Crisis del régimen y peleas en las alturas: "Vivimos revolcaos en un merengue y en el mismo lodo todos manoseados..." (*)
Por Damián Quevedo
Otro escándalo le estalló en la cara al gobierno nacional, luego de las escuchas ilegales y los chats filtrados que llevaron a la renuncia de Julián Leunda, jefe de asesores de Alberto Fernández. ¡Este nuevo affaire tiene un nuevo capítulo, aunque con reminiscencias de la última dictadura militar!
Tomando revancha por los ataques contra el ministro de seguridad de CABA Marcelo Dalessandro, que lo obligaron a pedir licencia, legisladores de la oposición patronal utilizaron esta movida para pedirle un informe público al ex titular del ministerio de defensa y actual responsable de los espías, Agustín Rossi.
El pedido de informes se centra en la eventual participación de cuatro coroneles retirados que habrían sido contratados como “personal civil de inteligencia” en la AFI u otro organismo del sistema de inteligencia, como la Policía Federal, Gendarmería o alguna fuerza de seguridad. Sus nombres serían Augusto Javier Cayo, Enrique Jesús Tonazzi, Leopoldo Daniel Lobo y Sergio Daniel Skobalski[1].

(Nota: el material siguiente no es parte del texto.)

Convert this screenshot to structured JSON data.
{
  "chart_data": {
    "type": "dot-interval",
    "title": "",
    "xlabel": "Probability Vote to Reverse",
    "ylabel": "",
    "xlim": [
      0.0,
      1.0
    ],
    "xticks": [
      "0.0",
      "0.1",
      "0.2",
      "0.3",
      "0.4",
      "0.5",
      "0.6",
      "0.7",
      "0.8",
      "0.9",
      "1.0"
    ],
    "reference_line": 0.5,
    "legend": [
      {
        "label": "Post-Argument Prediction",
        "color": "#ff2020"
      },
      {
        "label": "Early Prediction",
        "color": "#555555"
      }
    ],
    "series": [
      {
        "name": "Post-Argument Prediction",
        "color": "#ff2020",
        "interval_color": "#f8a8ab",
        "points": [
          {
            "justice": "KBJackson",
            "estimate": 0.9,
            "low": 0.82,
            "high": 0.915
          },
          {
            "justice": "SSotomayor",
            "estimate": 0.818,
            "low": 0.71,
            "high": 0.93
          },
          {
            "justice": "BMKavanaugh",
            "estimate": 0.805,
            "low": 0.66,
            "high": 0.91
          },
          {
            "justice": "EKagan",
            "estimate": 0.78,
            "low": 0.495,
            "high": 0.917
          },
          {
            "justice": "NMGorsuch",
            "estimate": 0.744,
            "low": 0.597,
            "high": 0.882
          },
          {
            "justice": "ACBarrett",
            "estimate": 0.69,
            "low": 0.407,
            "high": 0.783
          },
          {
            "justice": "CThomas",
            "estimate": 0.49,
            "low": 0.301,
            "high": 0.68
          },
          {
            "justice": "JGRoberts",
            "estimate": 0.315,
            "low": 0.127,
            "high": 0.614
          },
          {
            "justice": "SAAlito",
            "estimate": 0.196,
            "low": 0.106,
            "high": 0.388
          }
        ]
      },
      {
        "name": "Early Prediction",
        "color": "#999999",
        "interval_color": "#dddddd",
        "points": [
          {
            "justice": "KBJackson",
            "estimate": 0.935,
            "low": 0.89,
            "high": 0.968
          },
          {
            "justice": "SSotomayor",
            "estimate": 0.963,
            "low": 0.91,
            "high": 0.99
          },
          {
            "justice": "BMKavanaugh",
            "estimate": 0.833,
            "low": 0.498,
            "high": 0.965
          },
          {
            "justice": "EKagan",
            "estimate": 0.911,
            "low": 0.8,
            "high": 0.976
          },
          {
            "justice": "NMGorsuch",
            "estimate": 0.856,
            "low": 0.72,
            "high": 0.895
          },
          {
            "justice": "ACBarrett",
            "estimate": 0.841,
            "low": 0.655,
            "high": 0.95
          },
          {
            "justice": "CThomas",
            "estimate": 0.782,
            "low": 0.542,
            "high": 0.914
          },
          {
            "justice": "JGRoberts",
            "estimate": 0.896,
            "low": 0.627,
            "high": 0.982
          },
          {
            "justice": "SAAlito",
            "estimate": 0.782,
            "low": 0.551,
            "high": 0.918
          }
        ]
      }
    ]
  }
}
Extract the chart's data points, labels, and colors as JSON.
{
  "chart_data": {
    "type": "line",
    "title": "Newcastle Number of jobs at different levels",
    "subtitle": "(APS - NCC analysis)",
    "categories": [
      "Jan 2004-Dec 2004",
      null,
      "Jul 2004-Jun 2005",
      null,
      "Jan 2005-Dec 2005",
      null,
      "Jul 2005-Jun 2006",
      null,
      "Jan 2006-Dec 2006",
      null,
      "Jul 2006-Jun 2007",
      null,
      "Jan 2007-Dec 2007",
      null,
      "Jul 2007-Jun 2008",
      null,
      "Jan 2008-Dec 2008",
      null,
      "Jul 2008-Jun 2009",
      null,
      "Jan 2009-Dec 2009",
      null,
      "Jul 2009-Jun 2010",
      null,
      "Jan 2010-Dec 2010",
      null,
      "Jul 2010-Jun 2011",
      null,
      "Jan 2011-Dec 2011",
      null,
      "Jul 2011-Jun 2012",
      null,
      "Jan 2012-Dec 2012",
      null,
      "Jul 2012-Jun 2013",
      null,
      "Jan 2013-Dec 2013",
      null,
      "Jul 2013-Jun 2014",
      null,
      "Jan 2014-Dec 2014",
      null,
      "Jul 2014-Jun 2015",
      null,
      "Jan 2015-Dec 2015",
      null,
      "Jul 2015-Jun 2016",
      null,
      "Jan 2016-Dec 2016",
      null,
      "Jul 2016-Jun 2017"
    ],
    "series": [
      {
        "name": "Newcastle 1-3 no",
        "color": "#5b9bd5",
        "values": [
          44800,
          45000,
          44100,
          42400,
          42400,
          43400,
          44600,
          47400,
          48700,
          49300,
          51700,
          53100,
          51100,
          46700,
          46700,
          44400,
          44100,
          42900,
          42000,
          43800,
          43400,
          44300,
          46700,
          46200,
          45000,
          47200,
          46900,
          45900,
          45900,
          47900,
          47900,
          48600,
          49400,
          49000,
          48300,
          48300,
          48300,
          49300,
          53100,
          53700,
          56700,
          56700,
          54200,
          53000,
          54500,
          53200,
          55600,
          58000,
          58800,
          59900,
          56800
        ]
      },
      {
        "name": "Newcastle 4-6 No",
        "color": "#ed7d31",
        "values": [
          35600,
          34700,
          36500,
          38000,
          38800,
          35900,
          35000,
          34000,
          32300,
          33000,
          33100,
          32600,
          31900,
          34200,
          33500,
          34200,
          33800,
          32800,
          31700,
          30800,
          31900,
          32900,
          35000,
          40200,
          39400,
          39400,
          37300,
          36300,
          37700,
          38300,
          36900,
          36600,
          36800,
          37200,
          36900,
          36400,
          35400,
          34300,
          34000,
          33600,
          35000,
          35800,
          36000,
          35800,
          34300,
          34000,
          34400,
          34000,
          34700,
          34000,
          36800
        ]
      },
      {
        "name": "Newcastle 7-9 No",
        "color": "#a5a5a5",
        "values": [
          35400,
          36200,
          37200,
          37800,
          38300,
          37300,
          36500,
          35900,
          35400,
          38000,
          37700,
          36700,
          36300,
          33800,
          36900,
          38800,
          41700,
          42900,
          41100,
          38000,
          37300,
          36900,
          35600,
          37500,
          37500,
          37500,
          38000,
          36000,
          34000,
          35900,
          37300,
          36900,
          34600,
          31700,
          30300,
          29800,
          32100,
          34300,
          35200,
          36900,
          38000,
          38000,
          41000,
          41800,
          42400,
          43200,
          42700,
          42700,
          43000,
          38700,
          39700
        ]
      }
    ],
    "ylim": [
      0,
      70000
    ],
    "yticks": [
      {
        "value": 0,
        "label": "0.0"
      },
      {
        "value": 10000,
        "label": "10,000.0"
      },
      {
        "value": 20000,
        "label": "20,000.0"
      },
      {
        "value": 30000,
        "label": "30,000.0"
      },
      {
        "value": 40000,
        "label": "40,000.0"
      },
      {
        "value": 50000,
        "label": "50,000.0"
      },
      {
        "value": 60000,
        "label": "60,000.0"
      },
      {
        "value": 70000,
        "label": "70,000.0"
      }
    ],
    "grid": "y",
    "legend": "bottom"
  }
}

Esta "mesa militar" tendría como invitado de lujo al ex jefe del ejército y amigo personal de Cristina Fernández, Cesar Milani, quien tuvo que renunciar a su cargo por haber formado parte de las patotas que secuestraron y mataron luchadores durante la represión dictatorial. Como todos saben, las conversaciones filtradas también golpearon al PRO, ya que allí aparecen los chats de Dalessandro, utilizados por el Kirchnerismo para pegarle a la principal fuerza opositora.
Legisladores porteños del Frente de Todos pidieron la renuncia inmediata del ministro de Justicia y Seguridad de la Ciudad de Buenos Aires, Marcelo D’Alessandro, después del escándalo desatado por la nueva filtración de chats donde, entre otras cosas, se observa cómo el funcionario recibe información y asesoramiento de Silvio Robles, el hombre de extrema confianza del presidente de la Corte Suprema, Horacio Rosatti[2].
Esta noticia fue aprovechada por Alberto Fernández para realizar otra fantochada, tratando de recuperar algo del espacio en la interna oficialista. El presidente convocó a los gobernadores para exigir el juicio político al juez de la Corte Suprema Rosatti.
La decadencia del régimen político es tan grande, que los partidos patronales que alternaron en el gobierno en las últimas décadas, en vez de discutir planes o políticas de gobierno -con las que coinciden en el fondo- recurren al espionaje, las denuncias y los "carpetazos", para hundirse entre sí. ¡No hay diferencias entre ellos en cuanto a la ejecución del ajuste que les ordena el FMI, sólo disputan el manejo de la caja estatal!
Desde la izquierda y el movimiento obrero en lucha debemos aprovechar estas disputas en las alturas para pasar a la ofensiva, pegándole al gobierno y trazando rayas con quienes pretenden reemplazarlo. Además, tenemos que denunciar estas prácticas, porque los servicios de inteligencia que están utilizando para dirimir internas, sirven principalmente para atacar a los luchadores y las luchadoras. ¡Hay que luchar por su disolución!